Fipronil-Skandal zeigt Defizite auf

30.08.2017

© Sabine Rübensaat

Deutliche Mängel bei der Informationsvermittlung sowie der Lebensmittelüberwachung haben nach Einschätzung von Bundeslandwirtschaftsminister Christian Schmidt die Vorgänge der vergangenen Wochen um mit Fipronil belastete Eier und Eiprodukte offengelegt. „Beim Thema Verbraucherinformation können wir noch besser und vor allem schneller werden“, sagte der CSU-Politiker vergangene Woche in Berlin. Sein Haus prüfe deshalb gegenwärtig, „wie wir das Verbraucherschutzportal „Lebensmittelwarnung.de“ gemeinsam mit den Ländern benutzerfreundlicher gestalten können“.

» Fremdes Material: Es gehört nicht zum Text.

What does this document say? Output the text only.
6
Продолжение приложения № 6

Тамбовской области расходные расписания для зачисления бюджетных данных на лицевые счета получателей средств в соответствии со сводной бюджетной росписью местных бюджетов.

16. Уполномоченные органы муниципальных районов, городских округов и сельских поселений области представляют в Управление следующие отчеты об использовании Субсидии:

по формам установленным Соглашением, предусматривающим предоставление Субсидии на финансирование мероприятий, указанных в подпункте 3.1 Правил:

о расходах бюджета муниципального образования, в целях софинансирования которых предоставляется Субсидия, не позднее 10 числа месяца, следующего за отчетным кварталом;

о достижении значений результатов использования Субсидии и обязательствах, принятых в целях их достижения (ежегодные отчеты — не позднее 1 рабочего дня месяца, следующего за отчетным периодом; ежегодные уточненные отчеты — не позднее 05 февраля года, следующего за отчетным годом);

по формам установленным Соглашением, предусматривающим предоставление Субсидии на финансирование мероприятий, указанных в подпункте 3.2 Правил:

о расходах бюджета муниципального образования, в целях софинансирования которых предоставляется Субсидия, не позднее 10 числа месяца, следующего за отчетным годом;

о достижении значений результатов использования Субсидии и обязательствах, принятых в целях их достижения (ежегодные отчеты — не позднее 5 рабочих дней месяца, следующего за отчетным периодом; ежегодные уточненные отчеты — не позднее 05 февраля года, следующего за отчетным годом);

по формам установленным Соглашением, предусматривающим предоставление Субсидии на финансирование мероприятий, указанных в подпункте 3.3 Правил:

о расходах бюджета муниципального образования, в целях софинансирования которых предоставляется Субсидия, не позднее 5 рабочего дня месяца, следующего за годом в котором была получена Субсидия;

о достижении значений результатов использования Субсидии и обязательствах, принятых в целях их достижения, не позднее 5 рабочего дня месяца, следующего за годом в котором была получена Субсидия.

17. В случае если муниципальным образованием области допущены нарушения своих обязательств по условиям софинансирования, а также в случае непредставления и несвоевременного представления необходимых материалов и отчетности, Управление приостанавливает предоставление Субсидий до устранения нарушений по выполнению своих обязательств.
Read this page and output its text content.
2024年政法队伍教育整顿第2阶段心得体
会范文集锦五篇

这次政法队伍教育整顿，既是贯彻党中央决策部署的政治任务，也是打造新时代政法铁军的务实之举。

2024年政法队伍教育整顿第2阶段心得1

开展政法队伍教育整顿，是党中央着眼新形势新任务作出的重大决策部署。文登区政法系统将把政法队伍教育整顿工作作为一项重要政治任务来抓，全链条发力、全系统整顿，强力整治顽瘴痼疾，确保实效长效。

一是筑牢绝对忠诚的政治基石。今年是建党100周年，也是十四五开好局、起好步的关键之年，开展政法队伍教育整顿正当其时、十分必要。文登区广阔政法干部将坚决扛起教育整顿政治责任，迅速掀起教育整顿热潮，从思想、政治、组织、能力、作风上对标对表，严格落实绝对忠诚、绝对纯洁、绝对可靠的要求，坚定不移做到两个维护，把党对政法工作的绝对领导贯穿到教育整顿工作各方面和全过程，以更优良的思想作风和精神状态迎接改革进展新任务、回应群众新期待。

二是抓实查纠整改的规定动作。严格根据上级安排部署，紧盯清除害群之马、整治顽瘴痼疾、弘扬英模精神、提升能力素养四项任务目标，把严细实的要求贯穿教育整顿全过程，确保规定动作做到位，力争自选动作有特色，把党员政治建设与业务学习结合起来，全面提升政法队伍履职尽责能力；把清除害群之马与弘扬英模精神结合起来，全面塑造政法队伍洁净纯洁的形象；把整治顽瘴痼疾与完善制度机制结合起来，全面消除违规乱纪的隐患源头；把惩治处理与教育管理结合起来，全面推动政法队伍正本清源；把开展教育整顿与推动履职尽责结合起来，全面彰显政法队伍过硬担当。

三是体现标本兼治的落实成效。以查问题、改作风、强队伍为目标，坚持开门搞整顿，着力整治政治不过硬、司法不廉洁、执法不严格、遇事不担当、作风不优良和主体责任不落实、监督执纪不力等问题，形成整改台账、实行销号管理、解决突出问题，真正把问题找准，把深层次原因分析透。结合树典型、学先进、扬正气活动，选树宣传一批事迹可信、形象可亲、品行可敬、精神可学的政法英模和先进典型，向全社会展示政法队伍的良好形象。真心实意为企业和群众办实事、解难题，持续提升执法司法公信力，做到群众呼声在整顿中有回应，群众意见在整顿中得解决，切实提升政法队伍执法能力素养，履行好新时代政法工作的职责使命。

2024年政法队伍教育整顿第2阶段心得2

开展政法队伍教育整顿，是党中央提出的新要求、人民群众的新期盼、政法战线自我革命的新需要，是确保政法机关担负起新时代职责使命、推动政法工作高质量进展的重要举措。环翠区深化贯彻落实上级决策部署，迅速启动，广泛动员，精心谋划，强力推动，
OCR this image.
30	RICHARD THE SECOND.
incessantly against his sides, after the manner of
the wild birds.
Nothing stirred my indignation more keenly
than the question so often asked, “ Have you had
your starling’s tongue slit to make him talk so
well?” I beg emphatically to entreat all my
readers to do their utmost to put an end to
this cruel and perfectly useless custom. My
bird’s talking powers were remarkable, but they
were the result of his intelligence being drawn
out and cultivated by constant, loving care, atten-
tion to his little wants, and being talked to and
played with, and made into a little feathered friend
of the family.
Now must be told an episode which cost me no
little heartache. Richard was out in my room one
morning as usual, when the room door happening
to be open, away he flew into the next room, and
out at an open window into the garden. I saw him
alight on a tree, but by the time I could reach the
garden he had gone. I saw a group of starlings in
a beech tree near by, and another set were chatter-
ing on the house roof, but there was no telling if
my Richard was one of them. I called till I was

Zusätzlichen Abstimmungsbedarf zwischen Bund und Ländern sieht Schmidt bei der Lebensmittelüberwachung. Er habe seine für diesen Bereich zuständigen Amtskollegen in den Ländern darauf hingewiesen, dass das gemeinsame Vorgehen besser koordiniert werden sollte, so der Minister. Laut Schmidt wurde am 7. August ein durch das Bundesamt für Verbraucherschutz und Lebensmittelsicherheit (BVL) koordiniertes Überwachungsprogramm speziell für eihaltige Produkte vereinbart. Das Programm laufe derzeit an. Der Minister kündigte an, dass im Laufe dieses Jahres rund 700 Proben gezogen und ausgewertet werden sollen. Bis Mitte vergangener Woche lagen nach Ministe­riumsangaben insgesamt 42 Proben aus den vier Ländern Thüringen, Brandenburg, Hessen und Mecklenburg-Vorpommern vor. Hiervon waren sieben positiv.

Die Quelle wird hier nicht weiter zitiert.